Chrome for AndroidGoogle’s Chrome browser, the rising star among all browsers, has finally come to Android. The catch is that you must be running Ice Cream Sandwich. The great thing is that it is fast, has spiffy transitions, intuitive tabbing, and synchronizing of everything, whether that is a plus or a minus.

Chrome hit the scene in 2008 and has received rave reviews ever since. The puzzling thing is why it has not been available for Android earlier. They are both Google products and both successes. Strange, but true.

Android has a trimmed down version of Chrome as its native browser, and they share a codebase, but it is nothing like the real thing. So getting the authentic Chrome for Android is a real treat.

Since Google Chrome only runs on Android 4.0+, many Android devices are excluded from the joy. Currently, the devices that are capable of running Chrome include Transformer Prime, Xoom, Galaxy Nexus, and Nexus S. The reason for this limitation on the version of Android is clearly due to the hardware acceleration feature built into the latest edition of the operating system.

There are quite a few differences between the native browser and Chrome, not the least of which is the UI. In Chrome, tabs slide in and fade out to distinguish clearly between which tabs are doing what. The button for all tabs hosts the number of opened tabs. However, one super feature is the automated magnifying field that pops up to aid you in selecting the correct link when clicking in an area with many different links.

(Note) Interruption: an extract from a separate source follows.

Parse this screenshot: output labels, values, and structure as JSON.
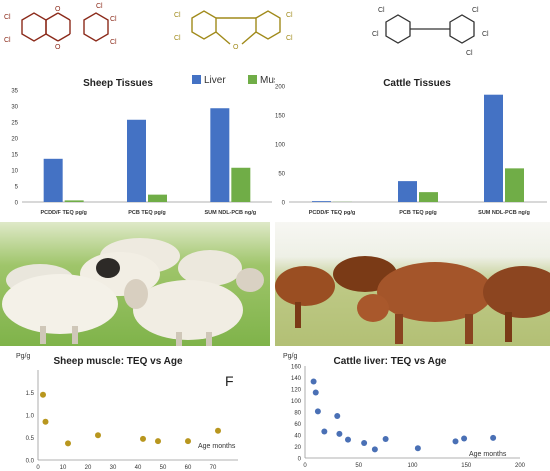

There is a controversial feature, though. This is the ability to synchronize everything from the browser with your Google account that has all the other Google programs. Every computer you own will have the same bookmarks, history, autofill data, and apps. Now your Android device will as well, excluding autofill and apps.

One of the coolest features, though, is having the same tabs opened on both devices at once. The tabs you have opened on you PC will show up as a list on your phone, that you can pick and choose which ones to open there. This is an easy way to get links or pages from one to the other quickly. Even in sleep mode, this works.

Chrome has the benefit of speed. This is part hardware acceleration and part software enhancements. For example, it pre-fetches the page it predicts you want to visit next. By default, this is turned on for Wi-Fi and off for mobile, but can be enabled for your phone. The problem is that all that pre-fetching can burn up your transfer limit.

Chrome lacks Flash, though. You can thank Adobe for that glitch. Chrome is also deficient in the Request Desktop Site that is a feature on the native Android browser. This allows the full website to load instead of a bare bones mobile version. Chrome for Android does not include extensions and it will coexist with the native browser for Android, until that is phased out.